Or les préceptes du décalogue expriment justement l'intention de Dieu, le législateur. Ceux de la première table, relatifs à Dieu, énoncent pour lui-même l'attachement au bien commun et final qui est Dieu ; ceux de la seconde table énoncent l'ordre juste qui doit régner entre les hommes, nul tort n'étant fait à personne et chacun recevant son dû. C'est en ce sens qu'il faut entendre les préceptes du décalogue, et c'est pourquoi ils ne souffrent aucune sorte de dispense.

Solutions

1. À cet endroit, Aristote ne parle pas de ce droit de nature qui exprime précisément l'ordre de justice ; il n'y a en effet jamais d'exception au devoir d'observer la justice. Il fait allusion à telles manières déterminées d'observer la justice qui peuvent parfois être mises en échec.

2. S. Paul dit aussi (2 Timothée 2.13) : « Dieu demeure fidèle et ne peut se renier. » Il se renierait si l'ordre même de la justice était aboli par lui, puisqu'il est, lui, la justice même. Dieu ne peut donc dispenser l'homme ni d'être en règle avec lui ni de se soumettre à l'ordre de sa justice même dans les matières qui concernent le commerce des hommes entre eux.

3. Le décalogue interdit l'homicide en tant qu'acte indu ; en ce sens le précepte inclut l'idée même de justice. Or la loi humaine ne peut permettre qu'un homme soit tué injustement. Mais il n'est pas injuste de tuer les malfaiteurs ou les ennemis de l’État, et cela ne va pas contre le précepte du décalogue.

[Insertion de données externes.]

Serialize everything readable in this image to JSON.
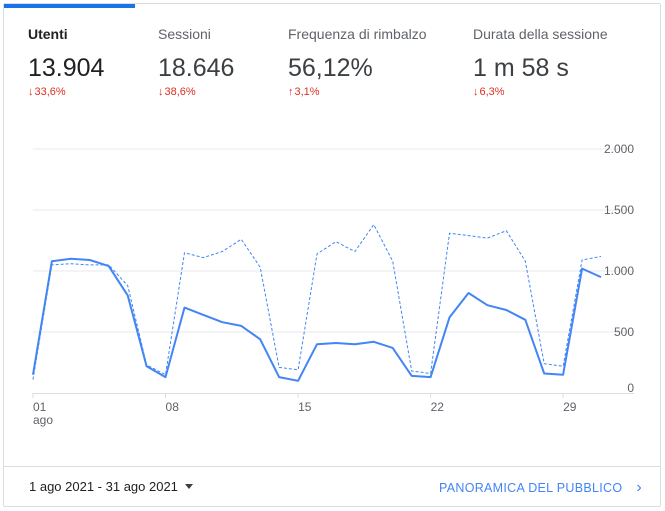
{
  "metrics": [
    {
      "label": "Utenti",
      "value": "13.904",
      "change": "33,6%",
      "direction": "down"
    },
    {
      "label": "Sessioni",
      "value": "18.646",
      "change": "38,6%",
      "direction": "down"
    },
    {
      "label": "Frequenza di rimbalzo",
      "value": "56,12%",
      "change": "3,1%",
      "direction": "up"
    },
    {
      "label": "Durata della sessione",
      "value": "1 m 58 s",
      "change": "6,3%",
      "direction": "down"
    }
  ],
  "icons": {
    "down": "arrow-down-icon",
    "up": "arrow-up-icon",
    "dropdown": "caret-down-icon",
    "next": "chevron-right-icon"
  },
  "colors": {
    "accent": "#1a73e8",
    "line": "#4285f4",
    "negative": "#d93025"
  },
  "footer": {
    "date_range": "1 ago 2021 - 31 ago 2021",
    "overview_link": "PANORAMICA DEL PUBBLICO"
  },
  "chart_data": {
    "type": "line",
    "x": [
      1,
      2,
      3,
      4,
      5,
      6,
      7,
      8,
      9,
      10,
      11,
      12,
      13,
      14,
      15,
      16,
      17,
      18,
      19,
      20,
      21,
      22,
      23,
      24,
      25,
      26,
      27,
      28,
      29,
      30,
      31
    ],
    "x_tick_labels": [
      {
        "x": 1,
        "line1": "01",
        "line2": "ago"
      },
      {
        "x": 8,
        "line1": "08",
        "line2": ""
      },
      {
        "x": 15,
        "line1": "15",
        "line2": ""
      },
      {
        "x": 22,
        "line1": "22",
        "line2": ""
      },
      {
        "x": 29,
        "line1": "29",
        "line2": ""
      }
    ],
    "y_ticks": [
      0,
      500,
      1000,
      1500,
      2000
    ],
    "y_tick_labels": [
      "0",
      "500",
      "1.000",
      "1.500",
      "2.000"
    ],
    "ylim": [
      0,
      2000
    ],
    "grid": true,
    "series": [
      {
        "style": "solid",
        "values": [
          150,
          1080,
          1100,
          1090,
          1040,
          800,
          220,
          130,
          700,
          640,
          580,
          550,
          440,
          130,
          100,
          400,
          410,
          400,
          420,
          370,
          140,
          130,
          620,
          820,
          720,
          680,
          600,
          160,
          150,
          1020,
          950
        ]
      },
      {
        "style": "dashed",
        "values": [
          110,
          1050,
          1060,
          1050,
          1050,
          880,
          230,
          150,
          1150,
          1110,
          1160,
          1260,
          1030,
          210,
          190,
          1140,
          1240,
          1160,
          1380,
          1080,
          180,
          160,
          1310,
          1290,
          1270,
          1330,
          1080,
          240,
          220,
          1090,
          1120
        ]
      }
    ]
  }
}
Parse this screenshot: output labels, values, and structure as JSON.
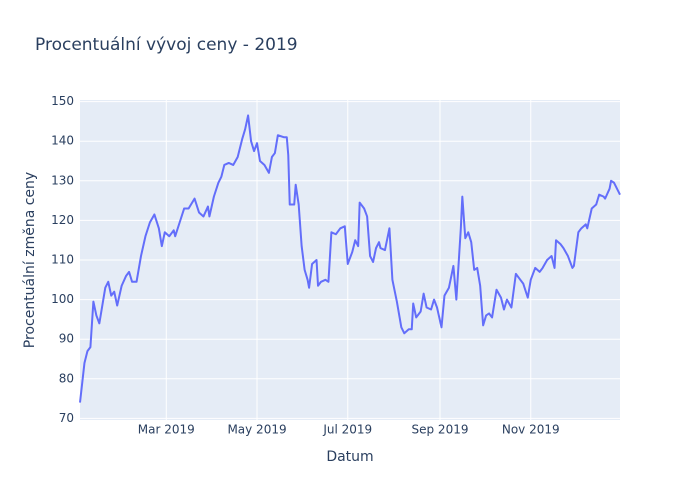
{
  "chart_data": {
    "type": "line",
    "title": "Procentuální vývoj ceny - 2019",
    "x_label": "Datum",
    "y_label": "Procentuální změna ceny",
    "color": "#636efa",
    "grid": true,
    "x": [
      "2019-01-02",
      "2019-01-05",
      "2019-01-07",
      "2019-01-09",
      "2019-01-11",
      "2019-01-13",
      "2019-01-15",
      "2019-01-17",
      "2019-01-19",
      "2019-01-21",
      "2019-01-23",
      "2019-01-25",
      "2019-01-27",
      "2019-01-30",
      "2019-02-02",
      "2019-02-04",
      "2019-02-06",
      "2019-02-09",
      "2019-02-12",
      "2019-02-15",
      "2019-02-18",
      "2019-02-21",
      "2019-02-24",
      "2019-02-26",
      "2019-02-28",
      "2019-03-03",
      "2019-03-06",
      "2019-03-07",
      "2019-03-10",
      "2019-03-13",
      "2019-03-16",
      "2019-03-20",
      "2019-03-23",
      "2019-03-26",
      "2019-03-29",
      "2019-03-30",
      "2019-04-02",
      "2019-04-05",
      "2019-04-07",
      "2019-04-09",
      "2019-04-12",
      "2019-04-15",
      "2019-04-18",
      "2019-04-21",
      "2019-04-23",
      "2019-04-25",
      "2019-04-27",
      "2019-04-29",
      "2019-05-01",
      "2019-05-03",
      "2019-05-06",
      "2019-05-09",
      "2019-05-11",
      "2019-05-13",
      "2019-05-15",
      "2019-05-19",
      "2019-05-21",
      "2019-05-22",
      "2019-05-23",
      "2019-05-26",
      "2019-05-27",
      "2019-05-29",
      "2019-05-31",
      "2019-06-02",
      "2019-06-04",
      "2019-06-05",
      "2019-06-07",
      "2019-06-10",
      "2019-06-11",
      "2019-06-13",
      "2019-06-16",
      "2019-06-18",
      "2019-06-20",
      "2019-06-23",
      "2019-06-26",
      "2019-06-29",
      "2019-07-01",
      "2019-07-04",
      "2019-07-06",
      "2019-07-08",
      "2019-07-09",
      "2019-07-12",
      "2019-07-14",
      "2019-07-16",
      "2019-07-18",
      "2019-07-20",
      "2019-07-22",
      "2019-07-23",
      "2019-07-26",
      "2019-07-29",
      "2019-07-31",
      "2019-08-03",
      "2019-08-06",
      "2019-08-08",
      "2019-08-11",
      "2019-08-13",
      "2019-08-14",
      "2019-08-16",
      "2019-08-19",
      "2019-08-21",
      "2019-08-23",
      "2019-08-26",
      "2019-08-28",
      "2019-08-30",
      "2019-09-02",
      "2019-09-04",
      "2019-09-07",
      "2019-09-10",
      "2019-09-12",
      "2019-09-15",
      "2019-09-16",
      "2019-09-18",
      "2019-09-20",
      "2019-09-22",
      "2019-09-24",
      "2019-09-26",
      "2019-09-28",
      "2019-09-30",
      "2019-10-02",
      "2019-10-04",
      "2019-10-06",
      "2019-10-09",
      "2019-10-12",
      "2019-10-14",
      "2019-10-16",
      "2019-10-19",
      "2019-10-22",
      "2019-10-24",
      "2019-10-27",
      "2019-10-30",
      "2019-11-01",
      "2019-11-04",
      "2019-11-07",
      "2019-11-09",
      "2019-11-12",
      "2019-11-15",
      "2019-11-17",
      "2019-11-18",
      "2019-11-21",
      "2019-11-23",
      "2019-11-26",
      "2019-11-29",
      "2019-11-30",
      "2019-12-03",
      "2019-12-05",
      "2019-12-08",
      "2019-12-09",
      "2019-12-12",
      "2019-12-15",
      "2019-12-17",
      "2019-12-20",
      "2019-12-21",
      "2019-12-24",
      "2019-12-25",
      "2019-12-27",
      "2019-12-31"
    ],
    "values": [
      74,
      84,
      87,
      88,
      99.5,
      96,
      94,
      98.5,
      103,
      104.5,
      101,
      102,
      98.5,
      103.5,
      106,
      107,
      104.5,
      104.5,
      111,
      116,
      119.5,
      121.5,
      118,
      113.5,
      117,
      116,
      117.5,
      116,
      119.5,
      123,
      123,
      125.5,
      122,
      121,
      123.5,
      121,
      126,
      129.5,
      131,
      134,
      134.5,
      134,
      136,
      140.5,
      143,
      146.5,
      140,
      137.5,
      139.5,
      135,
      134,
      132,
      136,
      137,
      141.5,
      141,
      141,
      136.5,
      124,
      124,
      129,
      124,
      113.5,
      107.5,
      105,
      103,
      109,
      110,
      103.5,
      104.5,
      105,
      104.5,
      117,
      116.5,
      118,
      118.5,
      109,
      112,
      115,
      113.5,
      124.5,
      123,
      121,
      111,
      109.5,
      113,
      114.5,
      113,
      112.5,
      118,
      105,
      99.5,
      93,
      91.5,
      92.5,
      92.5,
      99,
      95.5,
      97,
      101.5,
      98,
      97.5,
      100,
      98,
      93,
      101,
      103,
      108.5,
      100,
      118,
      126,
      115.5,
      117,
      114.5,
      107.5,
      108,
      103.5,
      93.5,
      96,
      96.5,
      95.5,
      102.5,
      100.5,
      97.5,
      100,
      98,
      106.5,
      105.5,
      104,
      100.5,
      105,
      108,
      107,
      108,
      110,
      111,
      108,
      115,
      114,
      113,
      111,
      108,
      108.5,
      117,
      118,
      119,
      118,
      123,
      124,
      126.5,
      126,
      125.5,
      128,
      130,
      129.5,
      126.5
    ],
    "xlim": [
      "2019-01-02",
      "2019-12-31"
    ],
    "xticks": [
      {
        "value": "2019-03-01",
        "label": "Mar 2019"
      },
      {
        "value": "2019-05-01",
        "label": "May 2019"
      },
      {
        "value": "2019-07-01",
        "label": "Jul 2019"
      },
      {
        "value": "2019-09-01",
        "label": "Sep 2019"
      },
      {
        "value": "2019-11-01",
        "label": "Nov 2019"
      }
    ],
    "ylim": [
      69.6,
      150.4
    ],
    "yticks": [
      70,
      80,
      90,
      100,
      110,
      120,
      130,
      140,
      150
    ]
  }
}
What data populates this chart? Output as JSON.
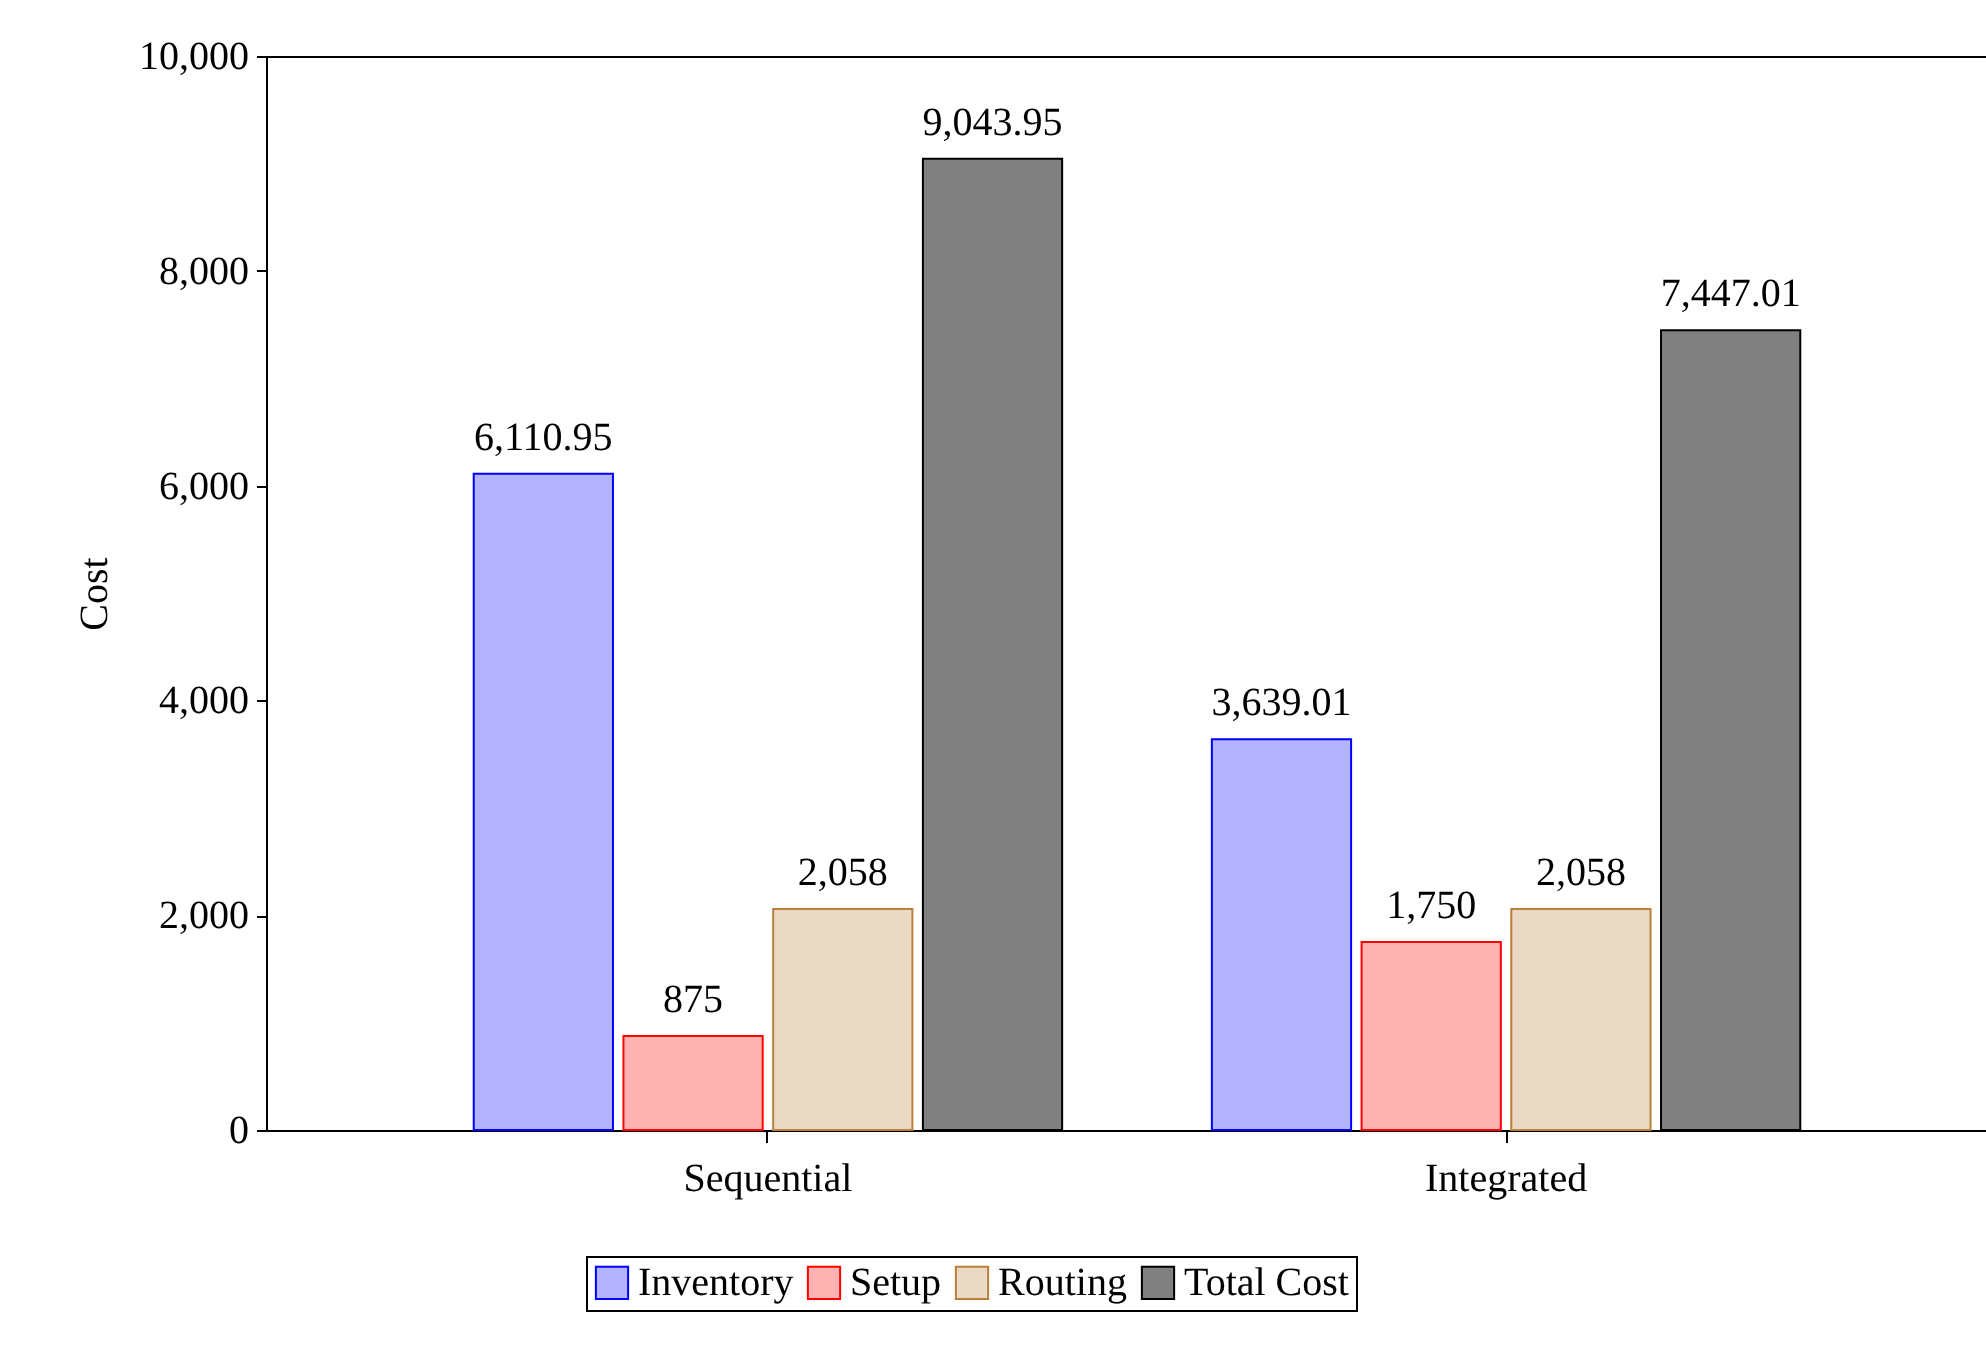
{
  "chart_data": {
    "type": "bar",
    "ylabel": "Cost",
    "categories": [
      "Sequential",
      "Integrated"
    ],
    "series": [
      {
        "name": "Inventory",
        "color": "#b3b3ff",
        "values": [
          6110.95,
          3639.01
        ],
        "value_labels": [
          "6,110.95",
          "3,639.01"
        ]
      },
      {
        "name": "Setup",
        "color": "#ffb3b3",
        "values": [
          875,
          1750
        ],
        "value_labels": [
          "875",
          "1,750"
        ]
      },
      {
        "name": "Routing",
        "color": "#ead9c5",
        "values": [
          2058,
          2058
        ],
        "value_labels": [
          "2,058",
          "2,058"
        ]
      },
      {
        "name": "Total Cost",
        "color": "#808080",
        "values": [
          9043.95,
          7447.01
        ],
        "value_labels": [
          "9,043.95",
          "7,447.01"
        ]
      }
    ],
    "ylim": [
      0,
      10000
    ],
    "yticks": [
      0,
      {
        "value": 2000,
        "label": "2,000"
      },
      {
        "value": 4000,
        "label": "4,000"
      },
      {
        "value": 6000,
        "label": "6,000"
      },
      {
        "value": 8000,
        "label": "8,000"
      },
      {
        "value": 10000,
        "label": "10,000"
      }
    ],
    "grid": false,
    "legend": "bottom"
  }
}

L'acte de tuer, dans ces conditions, diffère de l'homicide prohibé par le décalogue au jugement de S. Augustin. De même, dépouiller quelqu'un de ce qui était à lui, si c'est à bon droit qu'on le lui ôte, ce n'est pas vol ou rapine prohibés par le précepte du décalogue. — Par conséquent, lorsque les enfants d'Israël, sur l'ordre de Dieu, emportèrent les dépouilles des Égyptiens, ce ne fut pas un vol ; elles leur étaient dues par sentence divine. — Et lorsque Abraham accepta de tuer son fils, il ne consentit pas à un homicide : Dieu, qui est maître de la vie et de la mort l'ayant ordonnée, cette mort était de droit. C'est Dieu en effet qui inflige à tous, justes et injustes, cette peine de mort, à cause du péché du premier père ; et l'homme divinement mandaté pour exécuter cette sentence ne sera pas un homicide, pas plus que Dieu. — De même, les relations d'Osée avec une prostituée ou avec une famine adultère ne constituaient ni une fornication ni un adultère, parce que cette femme était sienne par l'ordre de Dieu qui a fondé l'institution du mariage.

Ainsi les préceptes du décalogue, quant à la raison de justice qu'ils impliquent, sont invariables. Mais dans l'application aux cas d'espèce, telle détermination, par exemple que tel ou tel acte soit ou non un homicide, un vol ou un adultère, cela n'est pas immuable. Tantôt le changement procède exclusivement de l'autorité de Dieu, pour ce qui tient à la seule institution divine, comme le mariage ; tantôt intervient l'autorité humaine, dans les matières confiées à la juridiction des hommes. À cet égard, les hommes agissent au nom de Dieu, mais non dans tous les cas.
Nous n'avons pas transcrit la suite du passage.